As I have said several times before on this newsletter, I think the developing culture war over cryptocurrency and the blockchain is one of the most interesting things happening online, and potentially a canary in the coalmine for the next stage of political and cultural conflict.
Over the past few of months, we’ve seen countless manifestations of the crypto backlash Some recent examples:
Mozilla, the longstanding nonprofit that maintains the Firefox web browser, announced it would accept donations in cryptocurrency, then quickly backtracked and put the project on pause in the face of an avalanche of criticism. One particularly loud voice was the company’s co-founder Jamie Zawinski, who tweeted that “everyone involved in the project should be witheringly ashamed of this decision to partner with planet-incinerating Ponzi grifters.”
Discord, which has developed into the primary communications and organising tool for the Web3 world — and the place where most scams happen, incidentally — backed off from offering native integration following user outcry. This is the gravitational centre of the crypto universe being too skittish to actually implement NFTs at an infrastructural level.
Matt Damon appeared in a highly lame ad for Crypto.com, which led to substantial backlash. This was mostly centred around the fact that, under all the hype — and forgetting for a moment Damon’s high-flying climate activism — it really is a guy with a net worth of $170 million encouraging retail investors to dive into highly volatile speculative instruments.
The gaming industry, which is usually heralded as the tip of the spear for widespread crypto/Web3/metaverse/etc adoption, has also faced an uneasy ride. S.T.A.L.K.E.R. 2 developer GSC Game World cancelled its NFT plans after a fan revolt, and veteran publisher Sega signalled it did not want to get involved in a space that was perceived by players as being driven by “simple money-making”. Ubisoft, the first major game publisher to make a serious move into this space, sold a grand total of 15 NFTs after a month of operation, and has somewhat moderated its more gung-ho rhetoric after — you guessed it — player backlash.
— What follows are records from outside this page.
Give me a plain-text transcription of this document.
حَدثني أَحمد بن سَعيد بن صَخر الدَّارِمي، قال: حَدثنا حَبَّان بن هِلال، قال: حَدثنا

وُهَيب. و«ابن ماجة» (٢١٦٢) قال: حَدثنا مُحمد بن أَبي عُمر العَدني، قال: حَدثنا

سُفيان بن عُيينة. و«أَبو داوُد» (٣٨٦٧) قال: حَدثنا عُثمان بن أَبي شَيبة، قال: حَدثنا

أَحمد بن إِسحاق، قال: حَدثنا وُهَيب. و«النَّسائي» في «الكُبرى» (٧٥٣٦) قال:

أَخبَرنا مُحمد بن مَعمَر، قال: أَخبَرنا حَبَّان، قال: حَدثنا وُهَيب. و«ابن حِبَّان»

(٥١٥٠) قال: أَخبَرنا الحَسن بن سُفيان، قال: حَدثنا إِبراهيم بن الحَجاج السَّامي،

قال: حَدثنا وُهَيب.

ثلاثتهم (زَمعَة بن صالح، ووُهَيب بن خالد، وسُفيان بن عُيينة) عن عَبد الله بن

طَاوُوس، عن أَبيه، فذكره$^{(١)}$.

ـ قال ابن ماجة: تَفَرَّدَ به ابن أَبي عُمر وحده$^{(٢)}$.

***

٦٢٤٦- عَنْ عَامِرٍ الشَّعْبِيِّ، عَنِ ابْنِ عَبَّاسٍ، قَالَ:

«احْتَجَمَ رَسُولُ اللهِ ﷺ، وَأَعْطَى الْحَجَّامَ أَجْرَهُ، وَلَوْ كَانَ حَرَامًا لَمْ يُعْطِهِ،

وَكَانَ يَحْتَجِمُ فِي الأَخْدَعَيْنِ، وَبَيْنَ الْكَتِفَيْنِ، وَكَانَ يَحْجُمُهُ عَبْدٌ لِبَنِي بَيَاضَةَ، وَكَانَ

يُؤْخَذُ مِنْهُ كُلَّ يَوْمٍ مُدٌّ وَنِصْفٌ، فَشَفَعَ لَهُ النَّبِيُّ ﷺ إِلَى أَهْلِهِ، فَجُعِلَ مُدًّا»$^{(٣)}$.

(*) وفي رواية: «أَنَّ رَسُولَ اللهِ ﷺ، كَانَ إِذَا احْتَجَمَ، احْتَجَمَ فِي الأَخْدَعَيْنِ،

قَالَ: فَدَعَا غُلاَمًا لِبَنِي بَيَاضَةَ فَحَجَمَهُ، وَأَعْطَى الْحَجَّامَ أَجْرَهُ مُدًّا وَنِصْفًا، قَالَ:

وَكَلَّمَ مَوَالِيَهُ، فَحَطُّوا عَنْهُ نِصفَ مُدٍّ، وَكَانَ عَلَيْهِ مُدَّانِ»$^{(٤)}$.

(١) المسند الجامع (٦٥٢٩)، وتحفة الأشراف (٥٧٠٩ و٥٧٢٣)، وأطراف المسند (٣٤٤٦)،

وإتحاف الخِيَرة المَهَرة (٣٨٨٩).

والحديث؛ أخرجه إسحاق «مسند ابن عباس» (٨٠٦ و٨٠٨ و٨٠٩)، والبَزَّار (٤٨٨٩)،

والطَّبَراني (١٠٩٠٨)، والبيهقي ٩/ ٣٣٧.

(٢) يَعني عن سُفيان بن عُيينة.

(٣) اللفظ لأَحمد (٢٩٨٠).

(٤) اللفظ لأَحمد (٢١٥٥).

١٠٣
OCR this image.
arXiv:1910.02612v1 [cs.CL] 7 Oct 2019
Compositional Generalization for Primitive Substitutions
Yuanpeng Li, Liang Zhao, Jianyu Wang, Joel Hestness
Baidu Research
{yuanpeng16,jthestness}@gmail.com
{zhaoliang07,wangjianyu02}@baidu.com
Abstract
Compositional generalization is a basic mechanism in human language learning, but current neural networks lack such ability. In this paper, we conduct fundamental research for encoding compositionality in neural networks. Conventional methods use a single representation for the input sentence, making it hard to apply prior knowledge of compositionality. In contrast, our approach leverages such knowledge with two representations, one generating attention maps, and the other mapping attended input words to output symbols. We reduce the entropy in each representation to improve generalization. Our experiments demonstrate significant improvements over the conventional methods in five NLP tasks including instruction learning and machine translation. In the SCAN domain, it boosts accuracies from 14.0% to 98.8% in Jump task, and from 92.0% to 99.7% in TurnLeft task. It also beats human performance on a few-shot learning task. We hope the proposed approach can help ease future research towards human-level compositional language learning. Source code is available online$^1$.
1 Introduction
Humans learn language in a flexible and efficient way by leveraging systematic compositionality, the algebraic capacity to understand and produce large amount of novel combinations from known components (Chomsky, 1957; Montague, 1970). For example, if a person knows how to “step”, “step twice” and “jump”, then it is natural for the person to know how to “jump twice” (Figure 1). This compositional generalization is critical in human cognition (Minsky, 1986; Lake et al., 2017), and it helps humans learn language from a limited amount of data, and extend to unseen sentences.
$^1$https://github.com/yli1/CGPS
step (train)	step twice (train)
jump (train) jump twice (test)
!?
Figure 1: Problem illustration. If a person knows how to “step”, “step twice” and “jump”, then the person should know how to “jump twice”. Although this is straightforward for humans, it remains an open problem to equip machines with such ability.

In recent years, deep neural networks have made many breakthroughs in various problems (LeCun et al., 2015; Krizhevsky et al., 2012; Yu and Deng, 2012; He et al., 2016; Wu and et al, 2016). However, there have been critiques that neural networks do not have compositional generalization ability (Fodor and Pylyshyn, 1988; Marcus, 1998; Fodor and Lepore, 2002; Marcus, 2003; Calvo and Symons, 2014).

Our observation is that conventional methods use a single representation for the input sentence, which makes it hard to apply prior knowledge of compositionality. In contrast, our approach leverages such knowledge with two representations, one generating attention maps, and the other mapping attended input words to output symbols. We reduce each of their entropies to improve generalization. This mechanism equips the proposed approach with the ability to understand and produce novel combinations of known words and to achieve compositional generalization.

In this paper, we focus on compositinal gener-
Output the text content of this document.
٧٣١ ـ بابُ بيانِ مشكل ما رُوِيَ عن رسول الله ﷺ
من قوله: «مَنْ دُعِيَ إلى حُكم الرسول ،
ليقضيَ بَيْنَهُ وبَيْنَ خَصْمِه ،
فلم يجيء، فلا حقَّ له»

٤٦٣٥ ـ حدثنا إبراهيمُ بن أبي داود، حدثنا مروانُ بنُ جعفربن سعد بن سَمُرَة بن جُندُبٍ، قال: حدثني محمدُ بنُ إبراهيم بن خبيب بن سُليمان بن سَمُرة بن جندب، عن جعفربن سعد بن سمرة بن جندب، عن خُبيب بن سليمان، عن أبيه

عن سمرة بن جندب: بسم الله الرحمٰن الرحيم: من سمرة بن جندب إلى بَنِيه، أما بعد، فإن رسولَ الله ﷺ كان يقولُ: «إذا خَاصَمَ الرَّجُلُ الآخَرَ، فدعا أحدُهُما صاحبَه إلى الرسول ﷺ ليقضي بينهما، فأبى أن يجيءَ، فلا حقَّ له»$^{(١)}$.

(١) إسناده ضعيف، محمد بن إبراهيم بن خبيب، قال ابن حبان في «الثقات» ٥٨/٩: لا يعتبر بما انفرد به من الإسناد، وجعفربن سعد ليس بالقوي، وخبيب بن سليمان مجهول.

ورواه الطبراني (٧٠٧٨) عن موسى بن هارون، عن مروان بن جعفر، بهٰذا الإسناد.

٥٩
Several crypto-critical pieces went viral online at the tail end of 2021, including this one on NFTs at Gawker, featuring this passage: “And this is why the future, be it NFTs or Memoji or the howling existential horror of the Metaverse, looks so ugly and boring: it reflects the stunted inner lives of the finance and technology professionals who produced it. As the visual manifestation of cryptocurrency, NFT art combines the nuanced social awareness of computer programmers with the soulful whimsy of hedge fund managers.”
Prominent figures like Twitter’s Jack Dorsey attacked the Web3 world as being fundamentally captured by venture capital and subject to its whims and incentives, despite the soaring rhetoric about returning power to individuals and creators. (I wrote about this in a bit more detail here.)
A guy downloaded all 10,000 NFT images in the Lazy Lions NFT collection and turned them into a giant mosiac of a person right-clicking. (Right-clicking is the unifying action of the anti-NFT movement, who argue that they can just save the picture without needing an on-chain record of ‘ownership’.) “The real issue is that they represent an attempt to re-impose artificial scarcity on culture,” creator @nicodotgay later tweeted. “‘Digital scarcity’ is an anti human evolution ideology that imposes board game-like rules which serve no purpose than to preserve the game itself - to hide the internal contradictions of capitalism that become painfully obvious in an area of culture that has overcome scarcity.”
It’s Always Sunny in Philadelphia actor and co-creator Rob McElhenney bought a Bored Ape NFT for over US$300,000 and tweeted a picture of it, only to delete the post thirty minutes later and pretend it never happened after everyone laughed at him. (This one isn’t particularly instructive, it’s just funny.)
In most of these disparate conflicts in the broader crypto culture war, you find a common thread: institutions and individuals trying to get involved into this frothy new landscape, and finding that their existing fanbase and other stakeholders are not only not onboard with it but deeply hostile to the whole project. And they’re loud enough on social media to throw a spanner in the works.